You may be asked by an individual, a company or a public body to create artwork for them as a commission. Delivering a commission is a working relationship between you as an artist and the commissioner, so it’s important to have this relationship recorded for certainty and clarity in a commission agreement.

In this factsheet, we will address how to approach a commission agreement and some of the clauses you should look out for when reviewing a commission agreement.

How to Approach Commission Agreements

It’s important that you ask for a commission agreement to be put in place if you are delivering a commission for clarity and consistency.

The commission agreement should clarify what will be delivered, when and how you will be paid, which intellectual property rights you retain, and what happens if there any delays or things do not go as expected.

When entering a commission, you should:
  • Give yourself time to read the commission agreement carefully. Take it clause by clause and ask yourself if the clauses reflect what you have agreed with the commissioner.
  • If the agreement includes anything that you are unclear about or didn’t agree to, do not be afraid to ask for an explanation or for any inconsistencies to be addressed.
  • Similarly, do not be afraid to ask for clauses to be included if you think any are missing.
  • Where you have made any promises such as when the work is going to be delivered or that you are able to grant rights in the work to the commissioner, make sure you can fulfil them.
  • If you are a Copyright Licensing or ARR member, you can use DACS’ Copyright Advice Service for guidance on the implications of the copyright clauses under UK law.

The Commission Agreement

The commission agreement should clearly identify the work you are being commissioned to make. A description of the work might be set out in the main body of the contract or in a schedule or appendix. The description may include details such as:
  • the name of the work;
  • theme/subject matter/purpose;
  • dimensions
  • material or medium.

Check that the details of the agreement reflect what the commissioner has asked for and what you agreed to provide.

The Preliminary Design

You might be asked to provide a preliminary design of your work. Check what the agreement says about delivering the preliminary design.
  • Will you have enough time after providing the preliminary design to complete the final piece?
  • How many changes to the preliminary design can the commissioner request free of charge?

Consider whether any aspects of the work could change over the course of the commission. For example, if you create a digital mock-up of the work, is it possible that the colour of the final piece may not be the same as it is on the screen for the preliminary design. If it’s likely there will be a difference between the specification and the final design, make sure you state this in the agreement from the outset.

Acceptance and Completion of Work

The agreement should set out the requirements that you will need to meet for your final piece to be ‘accepted’ or ‘completed’ by the commissioner.
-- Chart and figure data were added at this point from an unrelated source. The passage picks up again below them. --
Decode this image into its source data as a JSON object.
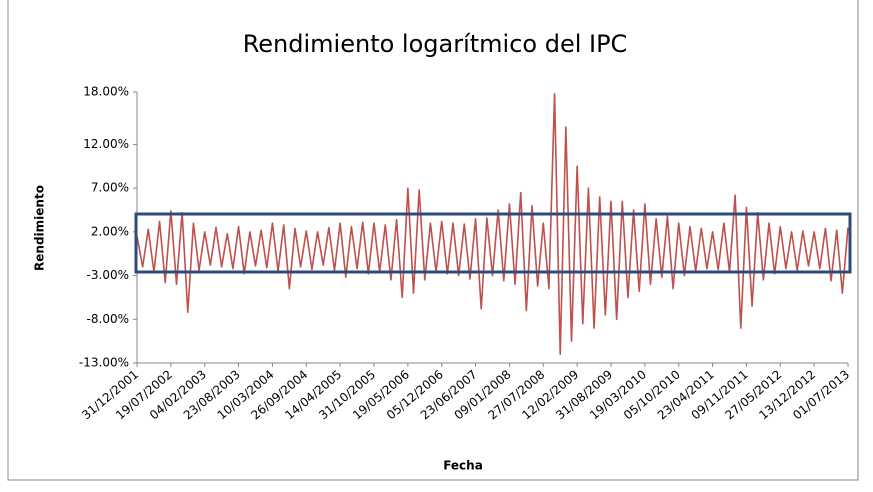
{
  "chart_data": {
    "type": "line",
    "title": "Rendimiento logarítmico del IPC",
    "x_label": "Fecha",
    "y_label": "Rendimiento",
    "color": "#c0504d",
    "grid": false,
    "categories": [
      "31/12/2001",
      null,
      null,
      null,
      null,
      null,
      "19/07/2002",
      null,
      null,
      null,
      null,
      null,
      "04/02/2003",
      null,
      null,
      null,
      null,
      null,
      "23/08/2003",
      null,
      null,
      null,
      null,
      null,
      "10/03/2004",
      null,
      null,
      null,
      null,
      null,
      "26/09/2004",
      null,
      null,
      null,
      null,
      null,
      "14/04/2005",
      null,
      null,
      null,
      null,
      null,
      "31/10/2005",
      null,
      null,
      null,
      null,
      null,
      "19/05/2006",
      null,
      null,
      null,
      null,
      null,
      "05/12/2006",
      null,
      null,
      null,
      null,
      null,
      "23/06/2007",
      null,
      null,
      null,
      null,
      null,
      "09/01/2008",
      null,
      null,
      null,
      null,
      null,
      "27/07/2008",
      null,
      null,
      null,
      null,
      null,
      "12/02/2009",
      null,
      null,
      null,
      null,
      null,
      "31/08/2009",
      null,
      null,
      null,
      null,
      null,
      "19/03/2010",
      null,
      null,
      null,
      null,
      null,
      "05/10/2010",
      null,
      null,
      null,
      null,
      null,
      "23/04/2011",
      null,
      null,
      null,
      null,
      null,
      "09/11/2011",
      null,
      null,
      null,
      null,
      null,
      "27/05/2012",
      null,
      null,
      null,
      null,
      null,
      "13/12/2012",
      null,
      null,
      null,
      null,
      null,
      "01/07/2013"
    ],
    "values": [
      1.5,
      -2.0,
      2.3,
      -2.6,
      3.2,
      -3.8,
      4.4,
      -4.0,
      4.2,
      -7.2,
      3.0,
      -2.4,
      2.0,
      -1.8,
      2.5,
      -2.0,
      1.8,
      -2.2,
      2.6,
      -2.8,
      2.0,
      -1.9,
      2.2,
      -2.1,
      3.0,
      -2.5,
      2.8,
      -4.5,
      2.4,
      -2.0,
      2.1,
      -2.3,
      2.0,
      -1.8,
      2.5,
      -2.4,
      3.0,
      -3.2,
      2.6,
      -2.2,
      3.1,
      -2.8,
      3.0,
      -2.6,
      2.8,
      -3.5,
      3.4,
      -5.5,
      7.0,
      -5.0,
      6.8,
      -3.5,
      3.0,
      -2.6,
      3.2,
      -2.8,
      3.0,
      -3.0,
      2.9,
      -3.4,
      3.5,
      -6.8,
      3.6,
      -3.0,
      4.5,
      -3.6,
      5.2,
      -4.0,
      6.5,
      -7.0,
      5.0,
      -4.2,
      3.0,
      -4.5,
      17.8,
      -12.0,
      14.0,
      -10.5,
      9.5,
      -8.5,
      7.0,
      -9.0,
      6.0,
      -7.5,
      5.5,
      -8.0,
      5.5,
      -5.5,
      4.5,
      -4.8,
      5.2,
      -4.0,
      3.5,
      -3.2,
      3.8,
      -4.5,
      3.0,
      -3.0,
      2.6,
      -2.5,
      2.4,
      -2.2,
      2.0,
      -2.3,
      3.0,
      -2.6,
      6.2,
      -9.0,
      4.8,
      -6.5,
      4.2,
      -3.5,
      3.0,
      -2.8,
      2.6,
      -2.2,
      2.0,
      -2.4,
      2.1,
      -1.9,
      2.0,
      -2.2,
      2.4,
      -3.6,
      2.2,
      -5.0,
      2.5
    ],
    "ylim": [
      -13,
      18
    ],
    "yticks": [
      {
        "value": 18,
        "label": "18.00%"
      },
      {
        "value": 12,
        "label": "12.00%"
      },
      {
        "value": 7,
        "label": "7.00%"
      },
      {
        "value": 2,
        "label": "2.00%"
      },
      {
        "value": -3,
        "label": "-3.00%"
      },
      {
        "value": -8,
        "label": "-8.00%"
      },
      {
        "value": -13,
        "label": "-13.00%"
      }
    ]
  }
}
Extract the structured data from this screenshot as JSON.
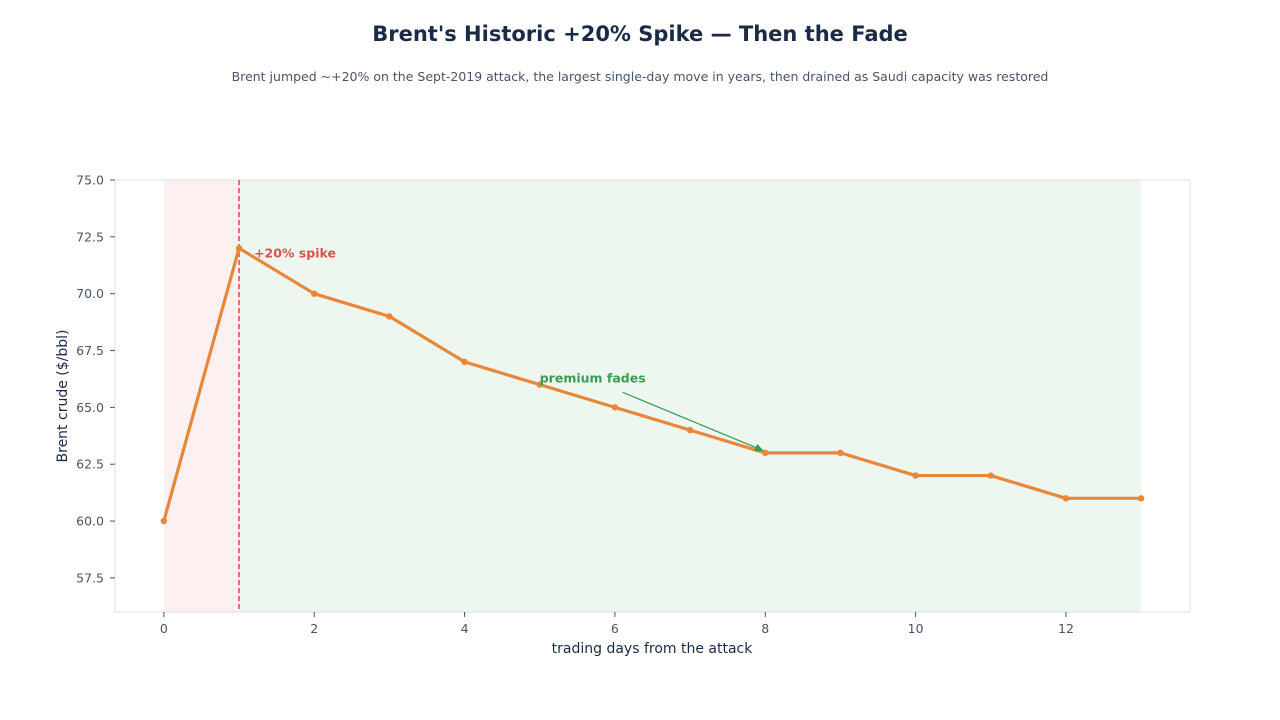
{
  "chart_data": {
    "type": "line",
    "title": "Brent's Historic +20% Spike — Then the Fade",
    "subtitle": "Brent jumped ~+20% on the Sept-2019 attack, the largest single-day move in years, then drained as Saudi capacity was restored",
    "xlabel": "trading days from the attack",
    "ylabel": "Brent crude ($/bbl)",
    "xlim": [
      -0.65,
      13.65
    ],
    "ylim": [
      56.0,
      75.0
    ],
    "x_ticks": [
      0,
      2,
      4,
      6,
      8,
      10,
      12
    ],
    "y_ticks": [
      57.5,
      60.0,
      62.5,
      65.0,
      67.5,
      70.0,
      72.5,
      75.0
    ],
    "y_tick_labels": [
      "57.5",
      "60.0",
      "62.5",
      "65.0",
      "67.5",
      "70.0",
      "72.5",
      "75.0"
    ],
    "grid": false,
    "series": [
      {
        "x": [
          0,
          1,
          2,
          3,
          4,
          5,
          6,
          7,
          8,
          9,
          10,
          11,
          12,
          13
        ],
        "values": [
          60.0,
          72.0,
          70.0,
          69.0,
          67.0,
          66.0,
          65.0,
          64.0,
          63.0,
          63.0,
          62.0,
          62.0,
          61.0,
          61.0
        ],
        "color": "#e8873a"
      }
    ],
    "shaded_regions": [
      {
        "x_range": [
          0,
          1
        ],
        "color": "#fdf0f1"
      },
      {
        "x_range": [
          1,
          13
        ],
        "color": "#eef6f0"
      }
    ],
    "reference_line": {
      "x": 1,
      "color": "#d9534f",
      "style": "dashed"
    },
    "annotations": [
      {
        "text": "+20% spike",
        "x": 1.2,
        "y": 71.6,
        "color": "#d9534f"
      },
      {
        "text": "premium fades",
        "x": 5.0,
        "y": 66.1,
        "color": "#3a9b53",
        "arrow_to": {
          "x": 7.97,
          "y": 63.1
        }
      }
    ]
  }
}
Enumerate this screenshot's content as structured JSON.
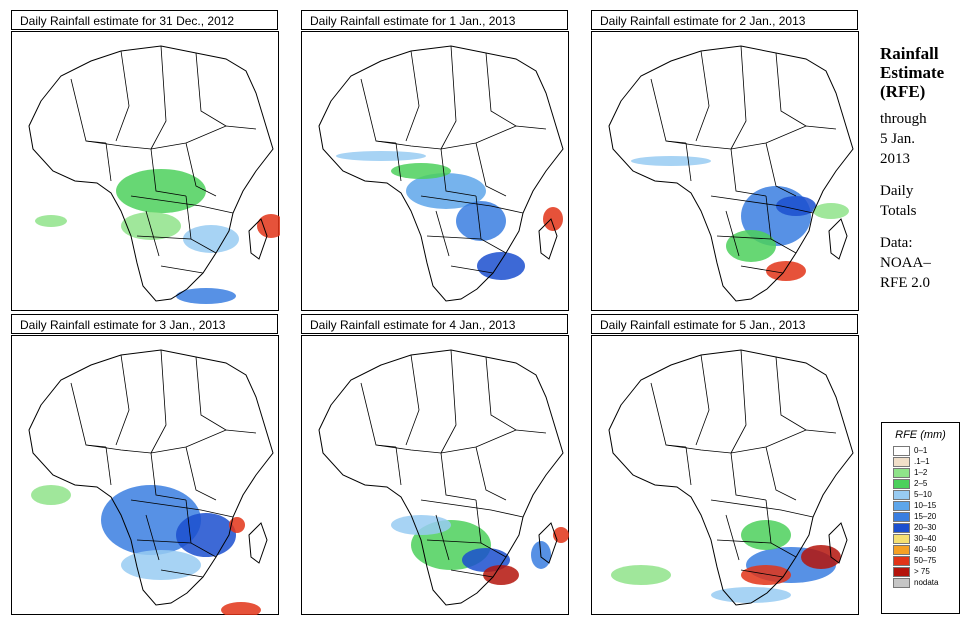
{
  "panels": [
    {
      "title": "Daily Rainfall estimate for  31 Dec., 2012"
    },
    {
      "title": "Daily Rainfall estimate for  1 Jan., 2013"
    },
    {
      "title": "Daily Rainfall estimate for  2 Jan., 2013"
    },
    {
      "title": "Daily Rainfall estimate for  3 Jan., 2013"
    },
    {
      "title": "Daily Rainfall estimate for  4 Jan., 2013"
    },
    {
      "title": "Daily Rainfall estimate for  5 Jan., 2013"
    }
  ],
  "side": {
    "heading_1": "Rainfall",
    "heading_2": "Estimate",
    "heading_3": "(RFE)",
    "through_1": "through",
    "through_2": "5 Jan.",
    "through_3": "2013",
    "daily_1": "Daily",
    "daily_2": "Totals",
    "data_1": "Data:",
    "data_2": "NOAA–",
    "data_3": "RFE 2.0"
  },
  "legend": {
    "title": "RFE (mm)",
    "items": [
      {
        "label": "0–1",
        "color": "#ffffff"
      },
      {
        "label": ".1–1",
        "color": "#f1dfc9"
      },
      {
        "label": "1–2",
        "color": "#8fe38a"
      },
      {
        "label": "2–5",
        "color": "#4cd05c"
      },
      {
        "label": "5–10",
        "color": "#98cbf2"
      },
      {
        "label": "10–15",
        "color": "#5ea6ea"
      },
      {
        "label": "15–20",
        "color": "#3a7ee0"
      },
      {
        "label": "20–30",
        "color": "#1b4fcf"
      },
      {
        "label": "30–40",
        "color": "#f5e073"
      },
      {
        "label": "40–50",
        "color": "#f5a126"
      },
      {
        "label": "50–75",
        "color": "#e23418"
      },
      {
        "label": "> 75",
        "color": "#b4140c"
      },
      {
        "label": "nodata",
        "color": "#c6c6c6"
      }
    ]
  }
}
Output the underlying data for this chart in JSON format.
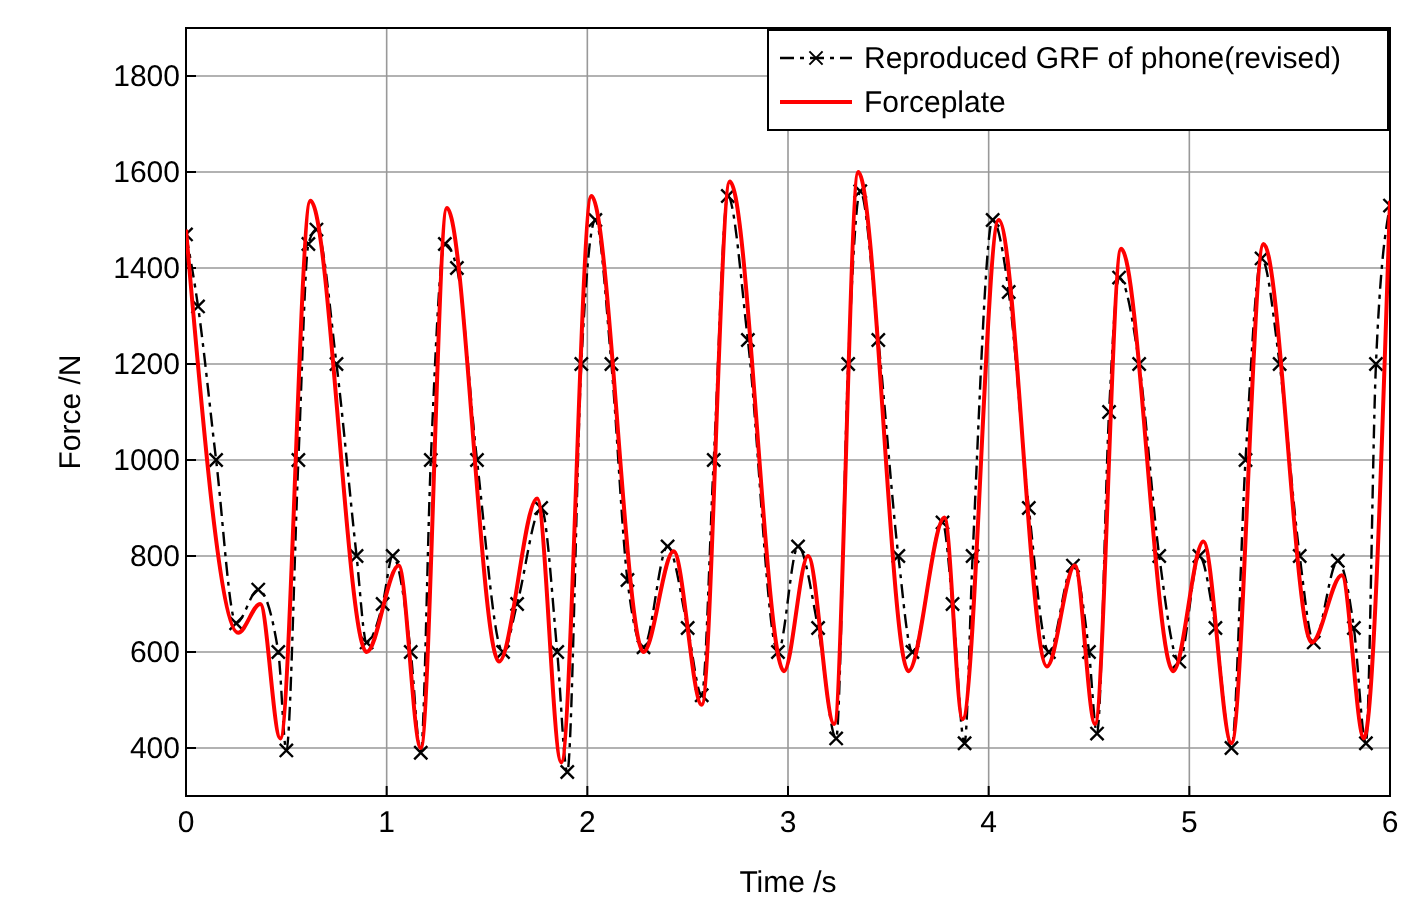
{
  "chart_data": {
    "type": "line",
    "xlabel": "Time /s",
    "ylabel": "Force /N",
    "xlim": [
      0,
      6
    ],
    "ylim": [
      300,
      1900
    ],
    "xticks": [
      0,
      1,
      2,
      3,
      4,
      5,
      6
    ],
    "yticks": [
      400,
      600,
      800,
      1000,
      1200,
      1400,
      1600,
      1800
    ],
    "grid": true,
    "legend": "top right",
    "series": [
      {
        "name": "Reproduced GRF of phone(revised)",
        "color": "#000000",
        "marker": "cross",
        "line_style": "dashed",
        "x": [
          0,
          0.06,
          0.15,
          0.25,
          0.36,
          0.46,
          0.5,
          0.56,
          0.61,
          0.65,
          0.75,
          0.85,
          0.9,
          0.98,
          1.03,
          1.12,
          1.17,
          1.22,
          1.29,
          1.35,
          1.45,
          1.58,
          1.65,
          1.77,
          1.85,
          1.9,
          1.97,
          2.04,
          2.12,
          2.2,
          2.28,
          2.4,
          2.5,
          2.57,
          2.63,
          2.7,
          2.8,
          2.95,
          3.05,
          3.15,
          3.24,
          3.3,
          3.36,
          3.45,
          3.55,
          3.62,
          3.77,
          3.82,
          3.88,
          3.92,
          4.02,
          4.1,
          4.2,
          4.3,
          4.42,
          4.5,
          4.54,
          4.6,
          4.65,
          4.75,
          4.85,
          4.95,
          5.05,
          5.13,
          5.21,
          5.28,
          5.36,
          5.45,
          5.55,
          5.62,
          5.74,
          5.82,
          5.88,
          5.93,
          6.0
        ],
        "values": [
          1470,
          1320,
          1000,
          660,
          730,
          600,
          395,
          1000,
          1450,
          1480,
          1200,
          800,
          620,
          700,
          800,
          600,
          390,
          1000,
          1450,
          1400,
          1000,
          600,
          700,
          900,
          600,
          350,
          1200,
          1500,
          1200,
          750,
          610,
          820,
          650,
          510,
          1000,
          1550,
          1250,
          600,
          820,
          650,
          420,
          1200,
          1560,
          1250,
          800,
          600,
          870,
          700,
          410,
          800,
          1500,
          1350,
          900,
          600,
          780,
          600,
          430,
          1100,
          1380,
          1200,
          800,
          580,
          800,
          650,
          400,
          1000,
          1420,
          1200,
          800,
          620,
          790,
          650,
          410,
          1200,
          1530
        ]
      },
      {
        "name": "Forceplate",
        "color": "#ff0000",
        "marker": "none",
        "line_style": "solid",
        "x": [
          0,
          0.26,
          0.37,
          0.47,
          0.62,
          0.9,
          1.06,
          1.17,
          1.3,
          1.56,
          1.75,
          1.87,
          2.02,
          2.28,
          2.43,
          2.57,
          2.71,
          2.98,
          3.1,
          3.23,
          3.35,
          3.6,
          3.78,
          3.87,
          4.05,
          4.29,
          4.43,
          4.53,
          4.66,
          4.92,
          5.07,
          5.21,
          5.37,
          5.61,
          5.76,
          5.87,
          6.0
        ],
        "values": [
          1480,
          640,
          700,
          420,
          1540,
          600,
          780,
          400,
          1525,
          580,
          920,
          370,
          1550,
          600,
          810,
          490,
          1580,
          560,
          800,
          450,
          1600,
          560,
          880,
          460,
          1500,
          570,
          780,
          450,
          1440,
          560,
          830,
          410,
          1450,
          620,
          760,
          420,
          1540
        ]
      }
    ]
  }
}
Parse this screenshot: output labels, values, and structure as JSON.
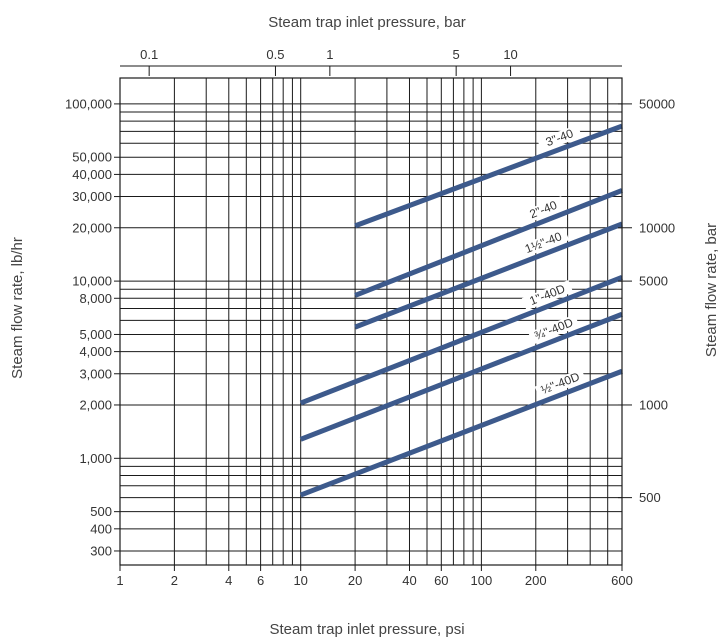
{
  "chart_data": {
    "type": "line",
    "title": "",
    "xlabel": "Steam trap inlet pressure, psi",
    "ylabel": "Steam flow rate, lb/hr",
    "x2label": "Steam trap inlet pressure, bar",
    "y2label": "Steam flow rate, bar",
    "xscale": "log",
    "yscale": "log",
    "xlim": [
      1,
      600
    ],
    "ylim": [
      250,
      140000
    ],
    "grid": true,
    "x_ticks": [
      {
        "value": 1,
        "label": "1"
      },
      {
        "value": 2,
        "label": "2"
      },
      {
        "value": 4,
        "label": "4"
      },
      {
        "value": 6,
        "label": "6"
      },
      {
        "value": 10,
        "label": "10"
      },
      {
        "value": 20,
        "label": "20"
      },
      {
        "value": 40,
        "label": "40"
      },
      {
        "value": 60,
        "label": "60"
      },
      {
        "value": 100,
        "label": "100"
      },
      {
        "value": 200,
        "label": "200"
      },
      {
        "value": 600,
        "label": "600"
      }
    ],
    "y_ticks": [
      {
        "value": 300,
        "label": "300"
      },
      {
        "value": 400,
        "label": "400"
      },
      {
        "value": 500,
        "label": "500"
      },
      {
        "value": 1000,
        "label": "1,000"
      },
      {
        "value": 2000,
        "label": "2,000"
      },
      {
        "value": 3000,
        "label": "3,000"
      },
      {
        "value": 4000,
        "label": "4,000"
      },
      {
        "value": 5000,
        "label": "5,000"
      },
      {
        "value": 8000,
        "label": "8,000"
      },
      {
        "value": 10000,
        "label": "10,000"
      },
      {
        "value": 20000,
        "label": "20,000"
      },
      {
        "value": 30000,
        "label": "30,000"
      },
      {
        "value": 40000,
        "label": "40,000"
      },
      {
        "value": 50000,
        "label": "50,000"
      },
      {
        "value": 100000,
        "label": "100,000"
      }
    ],
    "x_grid": [
      1,
      2,
      3,
      4,
      5,
      6,
      7,
      8,
      9,
      10,
      20,
      30,
      40,
      50,
      60,
      70,
      80,
      90,
      100,
      200,
      300,
      400,
      500,
      600
    ],
    "y_grid": [
      300,
      400,
      500,
      600,
      700,
      800,
      900,
      1000,
      2000,
      3000,
      4000,
      5000,
      6000,
      7000,
      8000,
      9000,
      10000,
      20000,
      30000,
      40000,
      50000,
      60000,
      70000,
      80000,
      90000,
      100000
    ],
    "x2_ticks": [
      {
        "psi": 1.45,
        "label": "0.1"
      },
      {
        "psi": 7.25,
        "label": "0.5"
      },
      {
        "psi": 14.5,
        "label": "1"
      },
      {
        "psi": 72.5,
        "label": "5"
      },
      {
        "psi": 145,
        "label": "10"
      }
    ],
    "y2_ticks": [
      {
        "lbhr": 600,
        "label": "500"
      },
      {
        "lbhr": 2000,
        "label": "1000"
      },
      {
        "lbhr": 10000,
        "label": "5000"
      },
      {
        "lbhr": 20000,
        "label": "10000"
      },
      {
        "lbhr": 100000,
        "label": "50000"
      }
    ],
    "series": [
      {
        "name": "3\"-40",
        "x": [
          20,
          600
        ],
        "y": [
          20500,
          75000
        ],
        "label_at": 0.78
      },
      {
        "name": "2\"-40",
        "x": [
          20,
          600
        ],
        "y": [
          8300,
          32500
        ],
        "label_at": 0.72
      },
      {
        "name": "1½\"-40",
        "x": [
          20,
          600
        ],
        "y": [
          5500,
          21000
        ],
        "label_at": 0.72
      },
      {
        "name": "1\"-40D",
        "x": [
          10,
          600
        ],
        "y": [
          2050,
          10500
        ],
        "label_at": 0.78
      },
      {
        "name": "¾\"-40D",
        "x": [
          10,
          600
        ],
        "y": [
          1280,
          6500
        ],
        "label_at": 0.8
      },
      {
        "name": "½\"-40D",
        "x": [
          10,
          600
        ],
        "y": [
          620,
          3100
        ],
        "label_at": 0.82
      }
    ],
    "colors": {
      "series": "#3d5a8c",
      "grid": "#1a1a1a",
      "text": "#333333"
    }
  }
}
Pay close attention to these requirements, as they are often linked to payment.

Check that the acceptance clause clearly details what you need to do for the piece to be ‘accepted’. For example:
  • Do you have to send the final piece to the commissioner by a certain date?
  • Is there a preliminary design that it must match?
  • How long does the commissioner have to accept the work after you submit it?
  • Can the commissioner ask for revisions? If so, how will this affect payment?

Intellectual Property Rights

Most commission agreements will include a clause addressing copyright. The clause should set out how much control you will have over the work that you created.

The general position under UK copyright law is that you own copyright as an artist for work commissioned by someone else, but this can be changed by contract. A commission agreement may state the commissioner is the copyright owner.

To avoid any disagreements later relating to intellectual property rights, read the clause carefully. If in doubt, refer to our Copyright Uncovered series which sets out key words to look out for and what they mean.

Check with the commissioner that you both understand what rights you retain and how they may use your work, for example:
  • Will the commissioner be able to use the work how they want or can they only use it for certain limited purposes, such as online promotion?
  • Will you be able to use the work for your own purposes?

Note that the general position under UK copyright law on copyright ownership for a commissioned work has changed over time. If you are concerned about who owns copyright in historic commissions, please refer to our factsheet on commissioned works here.

Moral Rights & Credit

The right to be credited (known as the ‘right of attribution’) occurs automatically when you create your work. This gives you the right to request that you’re appropriately credited for your creation.

The right of attribution is one of four rights known as ‘moral rights’. Moral rights belong to the artist and cannot be transferred during the artist’s lifetime. A commissioner may ask you to waive those rights in the commission agreement. You should consider whether you want to be able to retain your entitlement to be able to enforce your moral rights.

Retaining your moral rights allow you to state in the commission agreement how you would like to be credited for your work, including in any materials that accompany the commission.

You can find more information on moral rights here.


If you are being paid for the work that you are being commissioned to create, check what the agreement says about how and when payment will be made. Some things to look out for include:
  • Is the amount in the commission agreement the correct amount you expect to be paid?
  • Does payment take into account any expenses you incur or will this be covered separately?
  • When will payment be made to you – on completion of commission or in stages?
  • Are there any reasons why the commissioner may withhold payment? If so, are they reasonable?
  • If you are VAT-registered, does the payment include VAT?

Delivery / Ownership / Insurance

A commissioned work may be made ‘off site’, which means it is created in a location other than where the work will be shown or kept. The commissioner may ask that you deliver the work to their premises and in some circumstances may even ask that you install it.

If you create a work, or any part of it, off site, you should consider:
  • Who will be responsible for getting the completed piece to the commissioner?
  • If you are responsible for delivering the work, does the fee covers delivery?
  • What happens if the piece is damaged before it is handed over to the commissioner?


Sometimes contracts cannot be completed for various reasons. For example, if the artist is unwell and unable to deliver the piece on time. It is important to be aware of what happens if someone is unable to carry out their responsibilities. Consider whether you will be granted extra time to finish the work if for any reason you can’t deliver it by the deadline.

Disclaimer: This factsheet is offered as a general guide to the issues surrounding copyright in this area. It does not represent an exhaustive account. It is not intended to offer legal advice and should not be relied upon as such. We strongly recommend you seek specialist advice for any specific circumstances.